Myocardial metabolite profile on a ketogenic diet is similar to that observed for the HF mice on a standard chow diet. (A) Levels of R-C4OH-carnitine, S-C4OH-carnitine, and C2-carnitine in cardiac ventricular tissue from wild-type C57BL/6J mice fed a ketogenic (Keto) diet or standard (Std) chow diet for 4 weeks (n=5 per group).
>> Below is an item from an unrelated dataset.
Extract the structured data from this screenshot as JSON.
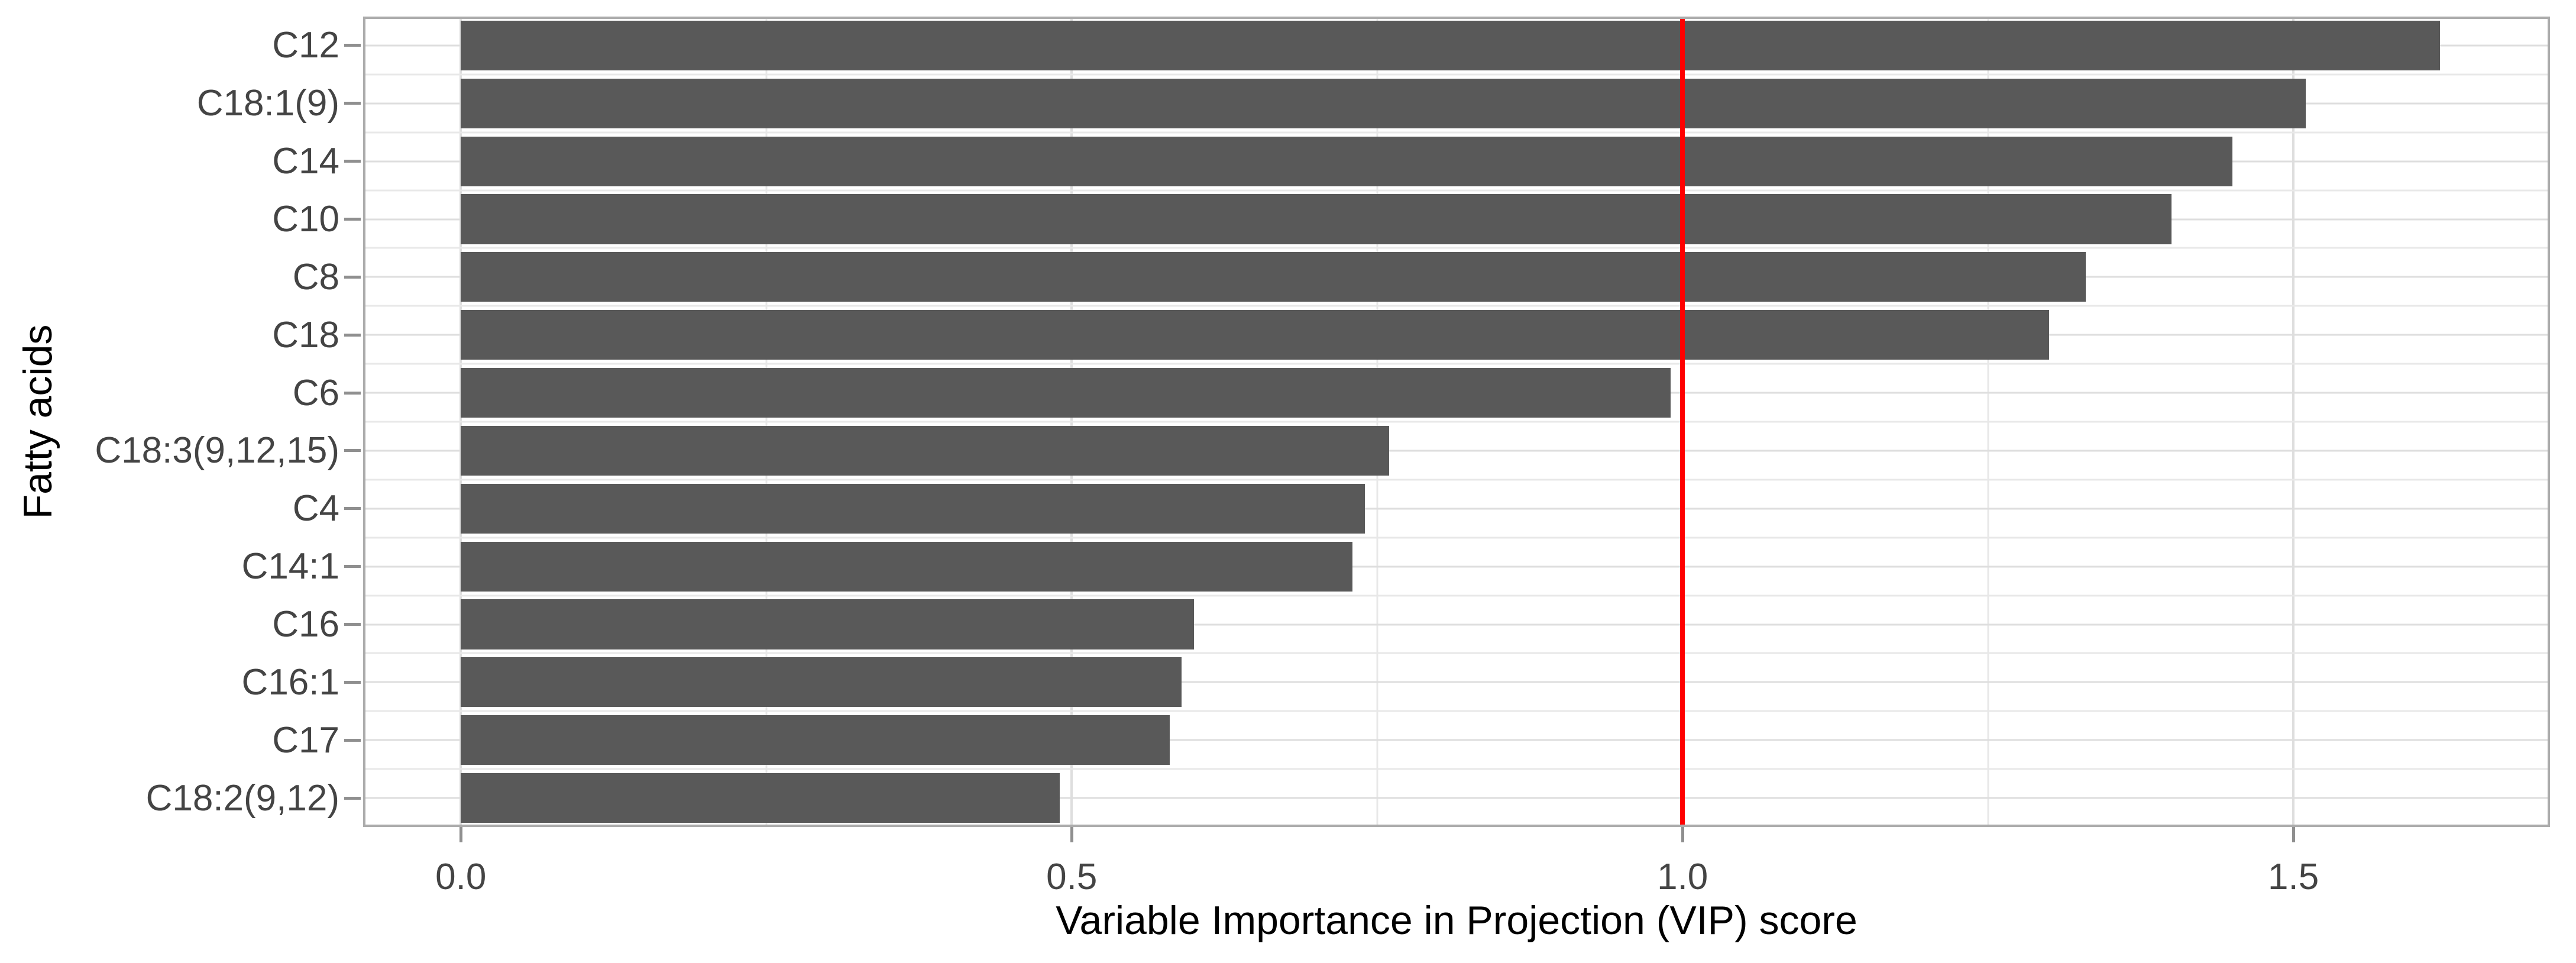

Values were determined using mass spectrometry. *p<0.05. (B) Total C4OH-carnitine levels in extracts prepared from neonatal rat ventricular myocytes (NRVMs) cultured in media +/− 8mM ketone, R-βOHB, in the presence of 1g/L glucose and 1mM carnitine, for 24h (n=3 per group, *p<0.05 by Student’s t-test). (C) Total plasma ketones (acetoacetate+βOHB), glucose, free fatty acids (FFA), and triglycerides in CH, HF and sham-operated control mice in the fed state (after a 4h morning fast; n=5–11 per group). Bars represent mean ± SEM for all panels.*p<0.05.